Thursday, April 23, 2009



By The Editor,
The Times Newspaper
Apr 23, 2009

The government that is formed after this election will truly belong to all

SOUTH Africa has voted in what appears to be the biggest election since 1994. Across the country, voters waited in lengthy queues as the IEC struggled to cope with the numbers. But there were, to quote Paul Simon, “incidents and accidents, there were hints and allegations”.

Among the worst of the incidents was the discovery of piles of pre-marked ballot papers at a voting station in Ulundi, KwaZulu-Natal.

A presiding officer was arrested.

And a DA member was apparently given a pre- marked ballot paper at a voting station in Brits. Then there was the electoral officer shot in the leg and another who attacked himself with a pair of scissors.

But these incidents should not detract from the magnificent spectacle of our democracy in action.
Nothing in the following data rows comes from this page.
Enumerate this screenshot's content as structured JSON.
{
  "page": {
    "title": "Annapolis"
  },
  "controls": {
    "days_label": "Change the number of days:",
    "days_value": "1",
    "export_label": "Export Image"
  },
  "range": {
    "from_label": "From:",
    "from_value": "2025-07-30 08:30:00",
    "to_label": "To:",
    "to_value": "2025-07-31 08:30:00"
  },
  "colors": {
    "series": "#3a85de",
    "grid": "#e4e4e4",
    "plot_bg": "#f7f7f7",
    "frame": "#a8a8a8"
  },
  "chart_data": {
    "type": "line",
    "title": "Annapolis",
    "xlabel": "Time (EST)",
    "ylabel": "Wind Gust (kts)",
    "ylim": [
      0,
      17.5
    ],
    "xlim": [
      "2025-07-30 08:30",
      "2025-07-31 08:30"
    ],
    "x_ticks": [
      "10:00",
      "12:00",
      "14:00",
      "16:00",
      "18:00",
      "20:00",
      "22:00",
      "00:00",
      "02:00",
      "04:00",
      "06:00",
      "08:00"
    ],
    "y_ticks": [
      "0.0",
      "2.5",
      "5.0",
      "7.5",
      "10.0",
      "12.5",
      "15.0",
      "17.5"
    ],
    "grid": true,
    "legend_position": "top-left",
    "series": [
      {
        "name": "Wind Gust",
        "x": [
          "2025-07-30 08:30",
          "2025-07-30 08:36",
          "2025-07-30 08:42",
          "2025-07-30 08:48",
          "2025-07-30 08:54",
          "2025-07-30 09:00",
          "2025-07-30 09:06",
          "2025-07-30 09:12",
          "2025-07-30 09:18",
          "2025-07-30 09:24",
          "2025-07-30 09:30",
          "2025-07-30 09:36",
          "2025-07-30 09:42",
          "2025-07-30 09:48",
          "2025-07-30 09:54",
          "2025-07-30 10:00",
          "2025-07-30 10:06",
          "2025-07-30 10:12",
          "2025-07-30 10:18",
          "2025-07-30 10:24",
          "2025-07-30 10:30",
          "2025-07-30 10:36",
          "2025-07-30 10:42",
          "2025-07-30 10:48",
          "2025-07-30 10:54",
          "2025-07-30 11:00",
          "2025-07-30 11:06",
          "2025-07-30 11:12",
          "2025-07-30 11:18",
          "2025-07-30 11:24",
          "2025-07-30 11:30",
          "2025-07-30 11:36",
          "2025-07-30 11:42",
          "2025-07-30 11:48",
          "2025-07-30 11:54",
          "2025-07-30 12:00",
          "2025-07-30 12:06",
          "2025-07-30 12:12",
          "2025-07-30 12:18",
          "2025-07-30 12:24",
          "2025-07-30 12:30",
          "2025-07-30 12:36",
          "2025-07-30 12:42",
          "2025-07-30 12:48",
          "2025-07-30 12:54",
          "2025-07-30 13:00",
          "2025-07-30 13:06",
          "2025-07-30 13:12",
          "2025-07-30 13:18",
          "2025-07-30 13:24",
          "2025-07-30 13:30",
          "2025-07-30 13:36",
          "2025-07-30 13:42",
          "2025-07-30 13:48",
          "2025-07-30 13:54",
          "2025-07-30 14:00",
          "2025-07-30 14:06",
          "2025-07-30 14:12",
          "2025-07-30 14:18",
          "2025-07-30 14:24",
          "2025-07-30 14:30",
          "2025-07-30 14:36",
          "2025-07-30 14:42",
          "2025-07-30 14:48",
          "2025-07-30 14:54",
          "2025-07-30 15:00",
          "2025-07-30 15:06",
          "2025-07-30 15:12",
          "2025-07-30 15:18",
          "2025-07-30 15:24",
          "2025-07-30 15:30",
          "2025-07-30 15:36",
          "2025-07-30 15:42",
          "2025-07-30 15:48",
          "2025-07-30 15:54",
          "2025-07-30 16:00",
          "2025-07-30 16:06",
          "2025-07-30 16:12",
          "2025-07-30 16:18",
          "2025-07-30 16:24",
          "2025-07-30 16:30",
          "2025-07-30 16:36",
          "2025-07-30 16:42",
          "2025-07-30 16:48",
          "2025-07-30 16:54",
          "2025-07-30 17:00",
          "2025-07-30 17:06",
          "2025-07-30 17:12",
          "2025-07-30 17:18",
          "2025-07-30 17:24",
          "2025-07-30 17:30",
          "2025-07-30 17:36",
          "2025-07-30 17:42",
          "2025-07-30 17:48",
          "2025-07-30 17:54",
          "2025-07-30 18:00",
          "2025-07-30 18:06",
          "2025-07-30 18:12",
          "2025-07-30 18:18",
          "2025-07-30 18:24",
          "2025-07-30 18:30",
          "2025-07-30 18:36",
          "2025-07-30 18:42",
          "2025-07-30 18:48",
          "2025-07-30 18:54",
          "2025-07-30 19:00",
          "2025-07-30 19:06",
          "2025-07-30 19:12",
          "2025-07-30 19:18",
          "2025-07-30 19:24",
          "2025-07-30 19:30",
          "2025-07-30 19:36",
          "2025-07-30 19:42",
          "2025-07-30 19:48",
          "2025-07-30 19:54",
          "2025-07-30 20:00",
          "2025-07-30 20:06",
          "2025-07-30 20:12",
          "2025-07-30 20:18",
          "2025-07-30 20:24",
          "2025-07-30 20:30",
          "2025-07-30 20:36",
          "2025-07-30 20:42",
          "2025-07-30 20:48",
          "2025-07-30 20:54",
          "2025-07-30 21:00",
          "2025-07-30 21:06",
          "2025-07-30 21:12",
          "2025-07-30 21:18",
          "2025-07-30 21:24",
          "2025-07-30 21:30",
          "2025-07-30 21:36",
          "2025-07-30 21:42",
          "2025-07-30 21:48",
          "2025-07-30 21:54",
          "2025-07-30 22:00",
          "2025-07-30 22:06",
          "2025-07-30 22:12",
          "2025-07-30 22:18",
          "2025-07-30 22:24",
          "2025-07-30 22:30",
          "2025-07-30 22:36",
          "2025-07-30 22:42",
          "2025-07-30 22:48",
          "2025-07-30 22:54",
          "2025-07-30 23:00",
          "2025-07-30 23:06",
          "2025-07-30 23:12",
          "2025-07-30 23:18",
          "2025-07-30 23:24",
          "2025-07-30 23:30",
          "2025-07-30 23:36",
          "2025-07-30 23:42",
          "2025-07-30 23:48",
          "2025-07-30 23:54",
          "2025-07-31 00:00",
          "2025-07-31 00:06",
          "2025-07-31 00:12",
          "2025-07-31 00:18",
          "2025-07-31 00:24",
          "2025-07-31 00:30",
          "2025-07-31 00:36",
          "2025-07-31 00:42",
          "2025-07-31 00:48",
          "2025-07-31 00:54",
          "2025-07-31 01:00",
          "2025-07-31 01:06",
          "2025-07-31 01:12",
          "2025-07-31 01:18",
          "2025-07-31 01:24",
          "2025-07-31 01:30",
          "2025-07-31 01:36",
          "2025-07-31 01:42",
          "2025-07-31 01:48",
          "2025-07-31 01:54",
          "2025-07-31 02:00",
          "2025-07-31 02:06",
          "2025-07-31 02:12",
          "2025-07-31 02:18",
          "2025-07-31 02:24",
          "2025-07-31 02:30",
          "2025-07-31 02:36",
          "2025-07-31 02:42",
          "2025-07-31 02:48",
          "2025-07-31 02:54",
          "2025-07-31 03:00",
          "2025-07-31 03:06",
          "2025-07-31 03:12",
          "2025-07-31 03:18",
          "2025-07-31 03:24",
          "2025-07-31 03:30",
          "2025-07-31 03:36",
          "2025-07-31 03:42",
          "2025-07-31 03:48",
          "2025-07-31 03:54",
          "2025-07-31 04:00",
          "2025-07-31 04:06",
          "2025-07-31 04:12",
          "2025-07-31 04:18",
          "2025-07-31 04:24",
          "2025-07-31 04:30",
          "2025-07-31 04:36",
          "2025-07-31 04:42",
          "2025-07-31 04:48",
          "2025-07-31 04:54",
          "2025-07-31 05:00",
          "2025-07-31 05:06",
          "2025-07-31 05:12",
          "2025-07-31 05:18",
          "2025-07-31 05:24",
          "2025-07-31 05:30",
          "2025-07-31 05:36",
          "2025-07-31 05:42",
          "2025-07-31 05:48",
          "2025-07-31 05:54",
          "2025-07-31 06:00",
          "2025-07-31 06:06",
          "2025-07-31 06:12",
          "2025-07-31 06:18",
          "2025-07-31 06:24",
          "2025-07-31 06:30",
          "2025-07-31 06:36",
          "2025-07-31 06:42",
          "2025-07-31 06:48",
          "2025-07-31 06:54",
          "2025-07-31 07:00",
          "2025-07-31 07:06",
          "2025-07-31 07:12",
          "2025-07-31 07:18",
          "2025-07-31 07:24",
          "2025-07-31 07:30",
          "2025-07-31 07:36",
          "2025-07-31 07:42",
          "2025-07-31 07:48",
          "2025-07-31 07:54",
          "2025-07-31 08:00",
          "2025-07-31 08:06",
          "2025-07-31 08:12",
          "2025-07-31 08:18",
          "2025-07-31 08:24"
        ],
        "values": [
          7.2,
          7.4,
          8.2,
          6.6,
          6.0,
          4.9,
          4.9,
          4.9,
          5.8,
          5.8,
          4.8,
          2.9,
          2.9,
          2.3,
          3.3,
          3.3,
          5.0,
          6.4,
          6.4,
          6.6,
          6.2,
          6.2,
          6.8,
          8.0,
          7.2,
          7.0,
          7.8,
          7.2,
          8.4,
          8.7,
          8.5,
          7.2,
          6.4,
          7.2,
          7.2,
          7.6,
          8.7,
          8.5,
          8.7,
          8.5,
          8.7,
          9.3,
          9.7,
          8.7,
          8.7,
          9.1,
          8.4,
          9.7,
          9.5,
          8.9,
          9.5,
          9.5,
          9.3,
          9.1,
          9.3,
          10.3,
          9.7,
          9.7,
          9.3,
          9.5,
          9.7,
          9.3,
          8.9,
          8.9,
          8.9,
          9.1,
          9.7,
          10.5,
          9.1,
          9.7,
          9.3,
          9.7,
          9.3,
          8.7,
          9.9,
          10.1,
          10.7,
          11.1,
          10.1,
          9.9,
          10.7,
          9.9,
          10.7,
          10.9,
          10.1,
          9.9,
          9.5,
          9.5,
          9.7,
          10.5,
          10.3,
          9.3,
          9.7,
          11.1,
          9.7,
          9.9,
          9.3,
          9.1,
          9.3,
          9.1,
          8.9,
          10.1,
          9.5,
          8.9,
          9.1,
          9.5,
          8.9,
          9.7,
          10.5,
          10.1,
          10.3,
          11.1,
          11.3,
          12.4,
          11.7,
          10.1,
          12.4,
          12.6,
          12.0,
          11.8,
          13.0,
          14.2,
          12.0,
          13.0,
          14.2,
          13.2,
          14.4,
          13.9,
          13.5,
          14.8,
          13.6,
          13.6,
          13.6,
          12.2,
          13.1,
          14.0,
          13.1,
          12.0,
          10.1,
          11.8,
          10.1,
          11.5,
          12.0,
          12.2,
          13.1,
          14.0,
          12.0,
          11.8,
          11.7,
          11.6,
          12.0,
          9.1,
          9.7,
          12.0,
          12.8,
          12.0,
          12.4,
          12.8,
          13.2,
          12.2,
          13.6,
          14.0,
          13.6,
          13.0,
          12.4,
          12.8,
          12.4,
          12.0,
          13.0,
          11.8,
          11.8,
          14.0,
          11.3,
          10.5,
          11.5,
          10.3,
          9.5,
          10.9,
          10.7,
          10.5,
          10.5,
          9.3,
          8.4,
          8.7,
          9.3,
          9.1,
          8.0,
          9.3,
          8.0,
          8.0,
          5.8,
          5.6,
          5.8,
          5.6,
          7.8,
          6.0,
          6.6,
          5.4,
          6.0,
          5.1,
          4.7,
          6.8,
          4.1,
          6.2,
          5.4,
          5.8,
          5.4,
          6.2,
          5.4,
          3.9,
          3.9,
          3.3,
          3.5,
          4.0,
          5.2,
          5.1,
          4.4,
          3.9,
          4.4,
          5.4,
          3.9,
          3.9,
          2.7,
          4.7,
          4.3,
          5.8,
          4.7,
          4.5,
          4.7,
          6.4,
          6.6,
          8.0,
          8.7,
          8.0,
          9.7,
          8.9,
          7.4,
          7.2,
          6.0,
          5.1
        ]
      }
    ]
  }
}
After years of distant leadership from above, the people have risen up and reclaimed their place in the political life of our country.

The government that is formed after this election will truly belong to all. And, it will be held to account by a re-invigorated opposition and a Parliament that will be freed from some of the centralist shackles of the Thabo Mbeki era.

All of this bodes well for South Africa, which has spent recent years deeply divided and engaged in the worst kind of political intrigue.

What all those who go to the polls shared yesterday was a desire to return the state to the job of developing South Africa and growing our economy.

All parties stand united against abuses of the state’s security apparatus for narrow political ends.

This must translate into a strong vigilance by Parliament and an intolerance of political arrogance.